Devean Deal

Profile
- Position: Outside linebacker

Personal information
- Born: September 4, 2002 (age 23)
- Listed height: 6 ft 2 in (1.88 m)
- Listed weight: 251 lb (114 kg)

Career information
- High school: Naaman Forest (Garland, Texas)
- College: Tulane (2021–2023); TCU (2024–2025);
- NFL draft: 2026: undrafted

Career history
- Seattle Seahawks (2026)*; Los Angeles Rams (2026)*;
- * Offseason or practice squad member only

Awards and highlights
- Second-team All-Big 12 (2025);

= Devean Deal =

American football player (born 2002)

Devean Deal (born September 4, 2002) is an American professional football outside linebacker. He played college football for the TCU Horned Frogs and Tulane Green Wave.

==Early life==
Deal attended Pebble Hills High School for his freshman and sophomore seasons before transferring to Naaman Forest High School in Garland, Texas. Coming out of high school, he committed to play college football for the Tulane Green Wave.

==College career==
=== Tulane ===
During his three-year career at Tulane from 2021 to 2023, Deal played in 28 games, totaling 70 tackles with 15.5 going for a loss, five sacks, four pass deflections, a fumble recovery, and an interception.

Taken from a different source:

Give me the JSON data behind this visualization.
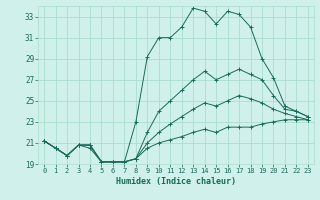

After the conclusion of the 2023 season, he entered the NCAA transfer portal.

=== TCU ===
Deal transferred to play for the TCU Horned Frogs. He finished the 2024 season with 46 tackles and five and a half sacks. In week 8 of the 2025 season, Deal notched two tackles, four pressures, half a sack, and a forced fumble in a victory over Baylor. He finished the 2025 season with 53 tackles with eight and a half going for a loss and three and a half sacks.

==Professional career==

Pre-draft measurables
| Height | Weight | Arm length | Hand span | Wingspan | Vertical jump | Broad jump |
| 6 ft 2+1⁄8 in (1.88 m) | 251 lb (114 kg) | 32+7⁄8 in (0.84 m) | 9+1⁄4 in (0.23 m) | 6 ft 7+5⁄8 in (2.02 m) | 33.5 in (0.85 m) | 9 ft 6 in (2.90 m) |
All values from Pro Day

===Seattle Seahawks===
After not being selected in the 2026 NFL draft, Deal signed with the Seattle Seahawks as an undrafted free agent. Deal was waived by the Seahawks on May 14, 2026.

=== Los Angeles Rams ===
On August 24, 2026, Deal was signed by the Los Angeles Rams, but was waived five days later.